There is little empirical evaluation of interventions to reduce the risk of PTSD or treat the established disorder as it relates to PICU admission in children or parents. In adult burns victims, perceived helplessness and a lack of social support increase PTSD [30]. Extrapolating this to a PICU population, it might be hypothesised that simple strategies such as maximising the involvement of parents in the physical care of their child and optimising social support both within and outside the family, e.g. from paediatric social workers or hospital chaplains, may reduce the severity of PTSD reactions. Out-patient follow-up by PICU teams is not routine; initiating this may provide clinicians with an opportunity to identify symptoms of PTSD. A close working relationship between the PICU team and liaison staff in child and adolescent psychiatry may facilitate recognition of the disorder and referral for treatment (normally using cognitive behavioural therapy). Additionally, other health professionals might have a useful role, e.g. telephone follow-up by nurses has been found to be helpful for parents of PICU-discharged children in providing information and emotional support [31].

Strengths and limitations

This study, using a control group, represents one of the few attempts to try to separate the specific influences of the PICU experience on psychopathology from the general effects of a paediatric admission. The consequences of possible selection bias must be considered. However, the participants did not differ from the non-participants with regard to demographic factors, suggesting systematic recruitment bias was unlikely. Whilst the two cohorts were well matched for the body system involved in the primary illness, certain diseases are more likely to lead to multiple organ failure; they may have been over-represented in the PICU group. Importantly, we used a validated semi-structured interview (the CAPS-C) to quantify our main outcome of interest (PTSD in children). Whilst recall bias may have affected the results, it is unlikely the effects of such bias would differ between the two cohorts. The interviewers were not blind to whether children were admitted to the PICU or paediatric ward. However, this might be difficult to maintain when assessing PTSD.

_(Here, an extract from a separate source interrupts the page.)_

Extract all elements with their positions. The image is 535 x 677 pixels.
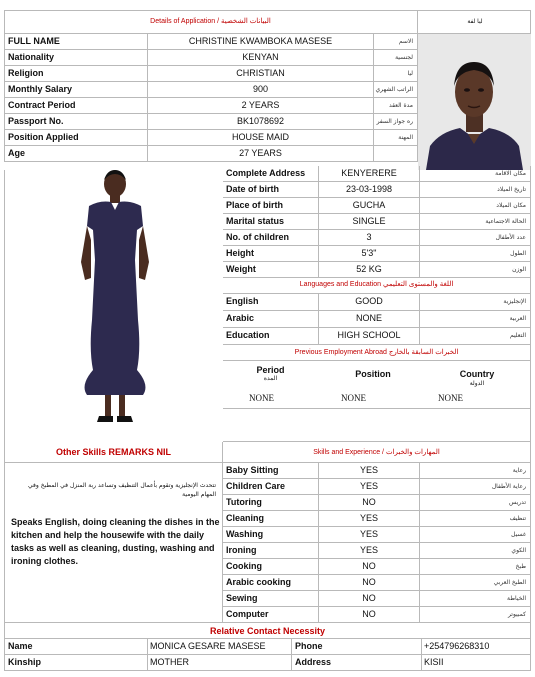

This study was confined to one centre and paediatric care is likely to differ between hospitals; we must be cautious in the generalisation of these results. Whilst the total number of participants satisfied our a priori power calculation, this was reduced by restricting analysis of instruments to the age group for which they were intended and only including CAPS-C data, where no concern was expressed about response validity. Our results may be under-estimates of true differences between groups. However, it is also possible that, because of the large number of analyses and multiple outcome measures, some statistically significant findings may represent Type 1 errors. Nevertheless, despite the need for replication, our most striking finding (a higher prevalence of PTSD after PICU admission) has considerable face validity.

In conclusion, about one fifth of PICU-admitted children, (no ward admissions) and a quarter of PICU parents developed PTSD after discharge. PTSD symptoms were significantly higher in parents of PICU-admitted children. Perceived severity of illness, threat to life and length of admission were risk factors for PTSD.

Paediatricians and GPs may be advised to screen for PTSD symptoms in children discharged from PICU. Professionals should be aware that, despite resolution of the acute physical illness, disabling psychological symptoms may be present in a significant proportion of PICU-discharged children and their parents.